Me fala uma música do repertório dos artistas com quem você toca que mexe muito com você.

O Don L é muito reflexivo no geral, mas tem uma música em especial que eu acho muito, muito boa, muito divertida de tocar, que é “Primavera”; muito legal e muito interessante instrumentalmente falando. Do Coruja BC1, eu curto muito “Baby Girl”. Da Assucena, eu gosto muito de uma música autoral dela que se chama “Partido Alto”, tem uma letra cheia de ambiguidades, cheia de ligações interessantes e tem um arranjo muito legal, inclusive tem uma linha de baixo muito saborosa.
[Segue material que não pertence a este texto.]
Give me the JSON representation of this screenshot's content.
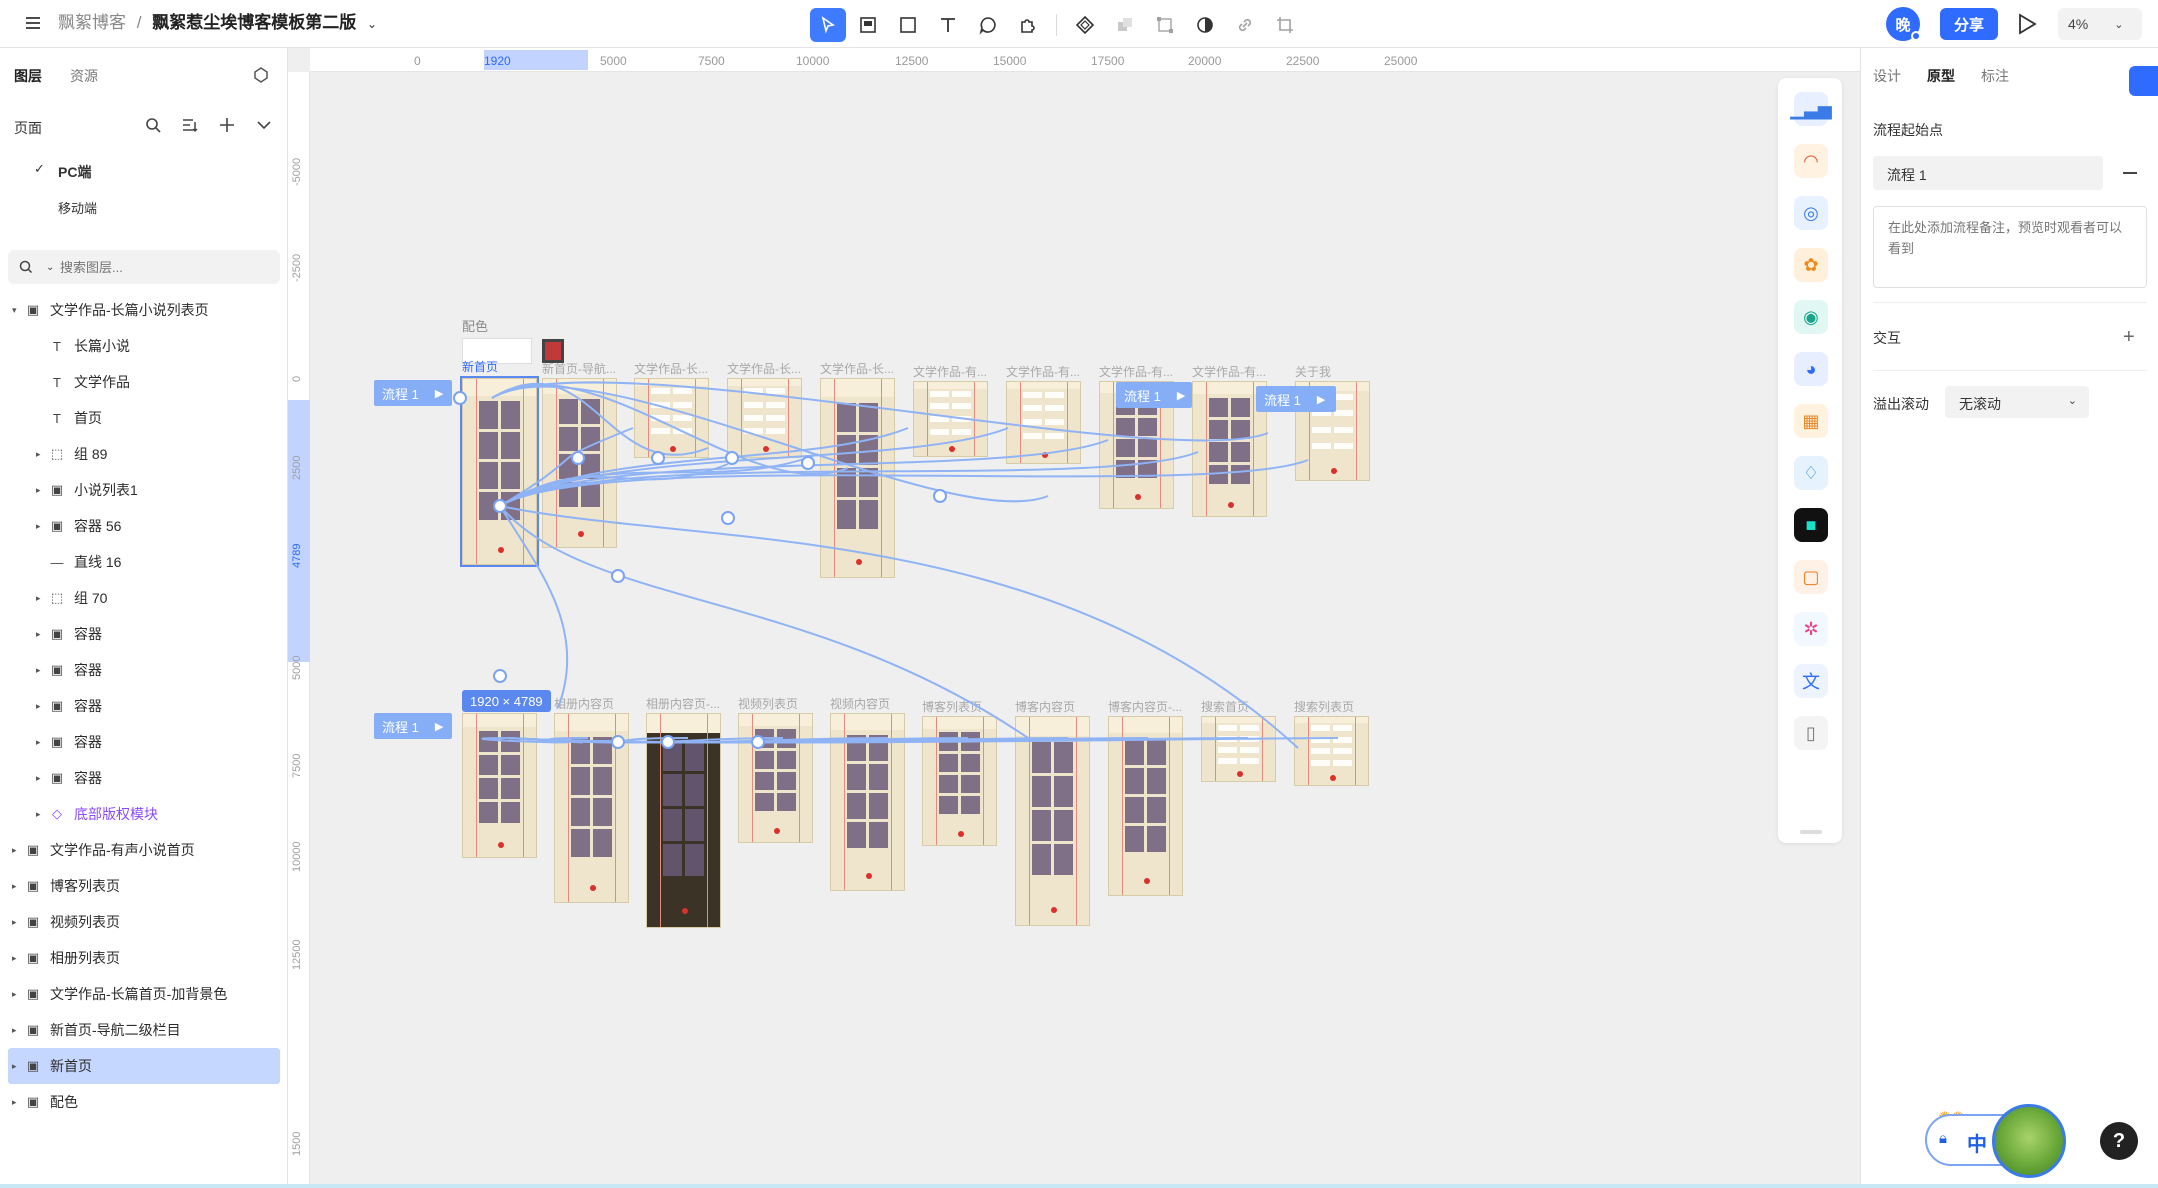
{
  "topbar": {
    "project": "飘絮博客",
    "separator": "/",
    "file_name": "飘絮惹尘埃博客模板第二版",
    "avatar_initial": "晚",
    "share_label": "分享",
    "zoom": "4%"
  },
  "left_panel": {
    "tabs": [
      "图层",
      "资源"
    ],
    "pages_label": "页面",
    "pages": [
      "PC端",
      "移动端"
    ],
    "search_placeholder": "搜索图层...",
    "layers": [
      {
        "label": "文学作品-长篇小说列表页",
        "type": "frame",
        "depth": 0,
        "expanded": true
      },
      {
        "label": "长篇小说",
        "type": "text",
        "depth": 1
      },
      {
        "label": "文学作品",
        "type": "text",
        "depth": 1
      },
      {
        "label": "首页",
        "type": "text",
        "depth": 1
      },
      {
        "label": "组 89",
        "type": "group",
        "depth": 1
      },
      {
        "label": "小说列表1",
        "type": "frame",
        "depth": 1
      },
      {
        "label": "容器 56",
        "type": "frame",
        "depth": 1
      },
      {
        "label": "直线 16",
        "type": "line",
        "depth": 1
      },
      {
        "label": "组 70",
        "type": "group",
        "depth": 1
      },
      {
        "label": "容器",
        "type": "frame",
        "depth": 1
      },
      {
        "label": "容器",
        "type": "frame",
        "depth": 1
      },
      {
        "label": "容器",
        "type": "frame",
        "depth": 1
      },
      {
        "label": "容器",
        "type": "frame",
        "depth": 1
      },
      {
        "label": "容器",
        "type": "frame",
        "depth": 1
      },
      {
        "label": "底部版权模块",
        "type": "component",
        "depth": 1
      },
      {
        "label": "文学作品-有声小说首页",
        "type": "frame",
        "depth": 0
      },
      {
        "label": "博客列表页",
        "type": "frame",
        "depth": 0
      },
      {
        "label": "视频列表页",
        "type": "frame",
        "depth": 0
      },
      {
        "label": "相册列表页",
        "type": "frame",
        "depth": 0
      },
      {
        "label": "文学作品-长篇首页-加背景色",
        "type": "frame",
        "depth": 0
      },
      {
        "label": "新首页-导航二级栏目",
        "type": "frame",
        "depth": 0
      },
      {
        "label": "新首页",
        "type": "frame",
        "depth": 0,
        "selected": true
      },
      {
        "label": "配色",
        "type": "frame",
        "depth": 0
      }
    ]
  },
  "canvas": {
    "h_ruler": [
      "0",
      "1920",
      "5000",
      "7500",
      "10000",
      "12500",
      "15000",
      "17500",
      "20000",
      "22500",
      "25000"
    ],
    "v_ruler": [
      "-5000",
      "-2500",
      "0",
      "2500",
      "4789",
      "5000",
      "7500",
      "10000",
      "12500",
      "1500"
    ],
    "palette_label": "配色",
    "selection_size": "1920 × 4789",
    "flow_tag": "流程 1",
    "row1_boards": [
      "新首页",
      "新首页-导航...",
      "文学作品-长...",
      "文学作品-长...",
      "文学作品-长...",
      "文学作品-有...",
      "文学作品-有...",
      "文学作品-有...",
      "文学作品-有...",
      "关于我"
    ],
    "row2_boards": [
      "相册列表页",
      "相册内容页",
      "相册内容页-...",
      "视频列表页",
      "视频内容页",
      "博客列表页",
      "博客内容页",
      "博客内容页-...",
      "搜索首页",
      "搜索列表页"
    ]
  },
  "plugins": [
    "chart-plugin-icon",
    "rainbow-plugin-icon",
    "globe-plugin-icon",
    "flower-plugin-icon",
    "frog-plugin-icon",
    "owl-plugin-icon",
    "puzzle-plugin-icon",
    "bulb-plugin-icon",
    "dark-square-plugin-icon",
    "layers-plugin-icon",
    "pinwheel-plugin-icon",
    "translate-plugin-icon",
    "book-plugin-icon"
  ],
  "right_panel": {
    "tabs": [
      "设计",
      "原型",
      "标注"
    ],
    "flow_start_label": "流程起始点",
    "flow_name": "流程 1",
    "note_placeholder": "在此处添加流程备注，预览时观看者可以看到",
    "interaction_label": "交互",
    "overflow_label": "溢出滚动",
    "overflow_value": "无滚动"
  },
  "widget": {
    "lang": "中",
    "help": "?"
  }
}
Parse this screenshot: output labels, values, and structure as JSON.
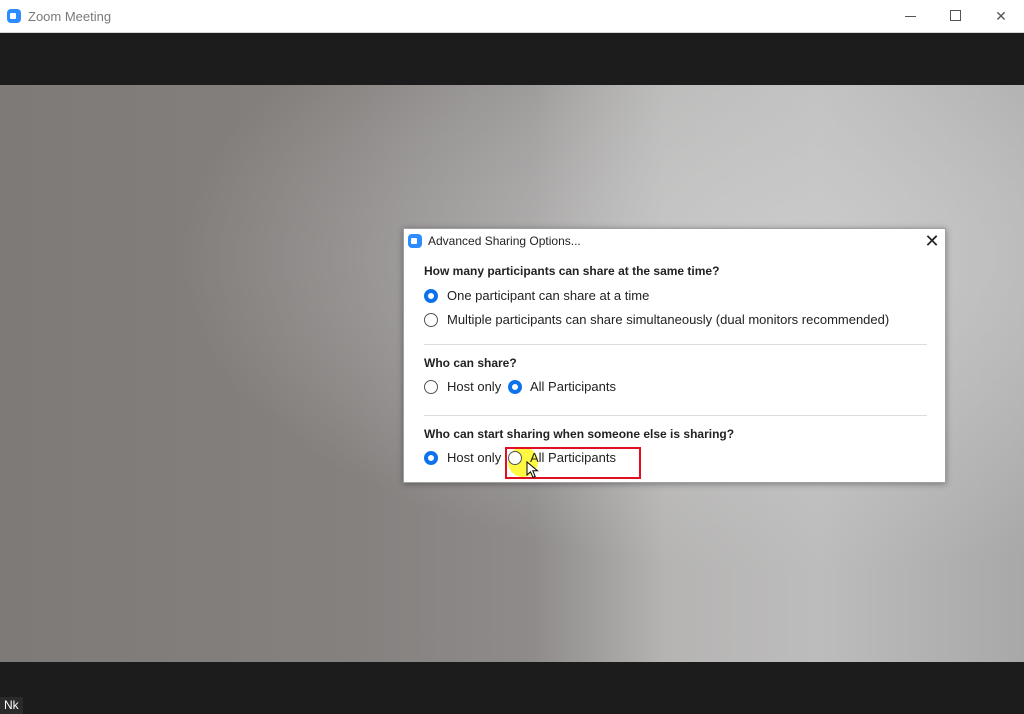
{
  "window": {
    "title": "Zoom Meeting",
    "icon": "zoom-logo-icon",
    "controls": {
      "minimize": "minimize-icon",
      "maximize": "maximize-icon",
      "close": "✕"
    }
  },
  "video": {
    "participant_name": "Nk"
  },
  "dialog": {
    "title": "Advanced Sharing Options...",
    "close_label": "✕",
    "sections": [
      {
        "question": "How many participants can share at the same time?",
        "options": [
          {
            "label": "One participant can share at a time",
            "selected": true
          },
          {
            "label": "Multiple participants can share simultaneously (dual monitors recommended)",
            "selected": false
          }
        ]
      },
      {
        "question": "Who can share?",
        "options": [
          {
            "label": "Host only",
            "selected": false
          },
          {
            "label": "All Participants",
            "selected": true
          }
        ]
      },
      {
        "question": "Who can start sharing when someone else is sharing?",
        "options": [
          {
            "label": "Host only",
            "selected": true
          },
          {
            "label": "All Participants",
            "selected": false
          }
        ]
      }
    ]
  },
  "colors": {
    "accent": "#0e72ed",
    "highlight_box": "#e01020",
    "cursor_glow": "#fff500",
    "zoom_blue": "#2d8cff"
  }
}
Do 2DE1 tem uma música que se chama “Emersão”, do último álbum deles, e acho que é uma das minhas favoritas. Ah, e eu também acompanho o ÀVUÀ, do JP e da Bruna Black, outro duo incrível que faz música brasileira assim muita qualidade — deles, eu gosto muito de “Comum”.

Qual foi a última música ou artista que te deixou completamente obcecada?

Obcecada pelo John Patitucci, que é um baixista que eu admiro muito. É alguém em que eu me inspiro muito e, por isso, eu sempre fico de olho nos processos, no que ele está fazendo, se ele está gravando. Porque é alguém que eu admiro muito, inclusive tecnicamente falando. E eu sou um pouco obcecada no geral por discos de baixistas, amo, acompanho e apoio muito.